Flood emergency in Bellevue shuts down much of city

BELLEVUE Bellevue city officials declared a state of emergency at 1:30 p.m. Monday, asking local mot
Sandusky Register Staff
May 24, 2010



Bellevue city officials declared a state of emergency at 1:30 p.m. Monday, asking local motorists to stay off the roads after floodwaters shut down travel throughout most of the city.

Bellevue Safety-Service Director Jeffrey Crosby said flooding on Monday was "as bad as it's ever been," comparing Monday's floodwaters to those of June 2006.

"Right now I don't know of a street in Bellevue that isn't flooded," Crosby said Monday afternoon. "All the pumps are working. It's just the volume of water has overwhelmed the system."

Non-stop rain throughout the morning flooded highways and even homes all over Bellevue.

The rain forced Bellevue police to call in off-duty and volunteer officers to handle the high volume of calls and flood emergencies throughout the city.

Several officers directed traffic at Bellevue's major intersections.

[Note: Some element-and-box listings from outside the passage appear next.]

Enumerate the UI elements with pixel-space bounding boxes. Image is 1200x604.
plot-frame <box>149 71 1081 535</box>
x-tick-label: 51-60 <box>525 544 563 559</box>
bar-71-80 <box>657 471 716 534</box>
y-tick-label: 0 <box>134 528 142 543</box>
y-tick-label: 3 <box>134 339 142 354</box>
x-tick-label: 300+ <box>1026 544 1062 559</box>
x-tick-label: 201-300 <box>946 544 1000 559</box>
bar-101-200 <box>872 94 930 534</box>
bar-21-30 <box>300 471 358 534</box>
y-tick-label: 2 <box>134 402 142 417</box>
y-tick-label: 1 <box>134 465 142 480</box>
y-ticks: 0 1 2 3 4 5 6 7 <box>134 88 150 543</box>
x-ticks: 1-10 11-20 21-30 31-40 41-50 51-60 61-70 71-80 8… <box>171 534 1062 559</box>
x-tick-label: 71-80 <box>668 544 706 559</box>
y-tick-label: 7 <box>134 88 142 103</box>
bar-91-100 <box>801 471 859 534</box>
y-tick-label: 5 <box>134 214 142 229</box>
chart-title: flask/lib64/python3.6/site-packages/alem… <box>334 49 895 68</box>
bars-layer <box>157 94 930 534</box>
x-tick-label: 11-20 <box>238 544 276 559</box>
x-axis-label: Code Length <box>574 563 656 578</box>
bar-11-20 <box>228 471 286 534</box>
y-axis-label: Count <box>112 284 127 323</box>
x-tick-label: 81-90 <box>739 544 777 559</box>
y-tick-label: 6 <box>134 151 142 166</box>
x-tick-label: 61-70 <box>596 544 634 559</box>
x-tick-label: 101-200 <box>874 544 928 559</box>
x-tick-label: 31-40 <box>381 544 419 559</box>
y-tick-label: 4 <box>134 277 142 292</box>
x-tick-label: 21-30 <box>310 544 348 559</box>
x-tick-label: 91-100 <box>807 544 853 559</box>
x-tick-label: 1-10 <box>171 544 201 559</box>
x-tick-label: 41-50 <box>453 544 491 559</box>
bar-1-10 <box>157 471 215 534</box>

Floodwater converted Ancel Webb's front lawn and driveway at 2644 Ohio 269 into a small lake. He walked across his property in galoshes as his home was surrounded by water.

"I've never seen it flooded like this," Webb said as he surveyed the damage to equipment in his garage, which was also flooded with about one foot of water.

Sue Gardner, 210 Sherman St., was extremely frustrated with her flooded basement after dealing with the same problem last year.

"I'm disgusted, totally disgusted," she said. "I could cry. I have been crying all morning. I don't know what to do anymore. The city has got to do something about this."

Crosby said the city's been doing all it can, but Bellevue's flat topography prevented the non-stop rain from escaping fast enough.

Bellevue and Huron County emergency management personnel provided the city with at least three additional water pumps -- one 6-inch and two 12-inch pumps -- to siphon water out of Bellevue.

"There's not a lot of drainage -- no rivers, no creeks," he said. "When the water table's been as high as it has been, it just can't absorb the water. It has to go somewhere. I don't think you can build anything for this kind of rain."

The National Weather Service estimated that by 8 a.m. Monday, 1.5 inches of rain per hour was falling on the Bellevue area.

Meteorologist Martin Thompson said since Sunday two systems of air, one warm and one cool, converged with a tropical front over the Bellevue area and stopped moving, causing massive amounts of rain to fall.

"During summertime when a weather pattern does set up, it takes a long time for it to change as compared to the winter," Thompson said. "We had some measurable rain last week, but nothing like we're seeing now."

Thompson couldn't provide Bellevue's precise amount of rainfall, but said similar areas received 3-4 inches during the afternoon.

Traffic into and out of the city slowed to a crawl as cars stalled trying to drive through the flooded Main Street/U.S. 20 underpass.

U.S. 20 was also shut down at the Ohio 113 intersection.

Cindy Bilton, 38, of Norwalk thought her 1996 Dodge Caravan could make it across a two-foot deep puddle at the intersection of Sandusky Street and Sherman Street, but it stalled in the middle of the road.

"I stopped in the middle and somebody pushed me up this far," Bilton said as she waited for family to arrive and help her restart her van. "Everybody else was making it."

Crosby said the city's state of emergency is set to run indefinitely until the rain stops. Showers were expected to continue throughout Monday night.

People experiencing flooding should continue to call authorities and be patient, he said.

"We'll try to help them as much as we can."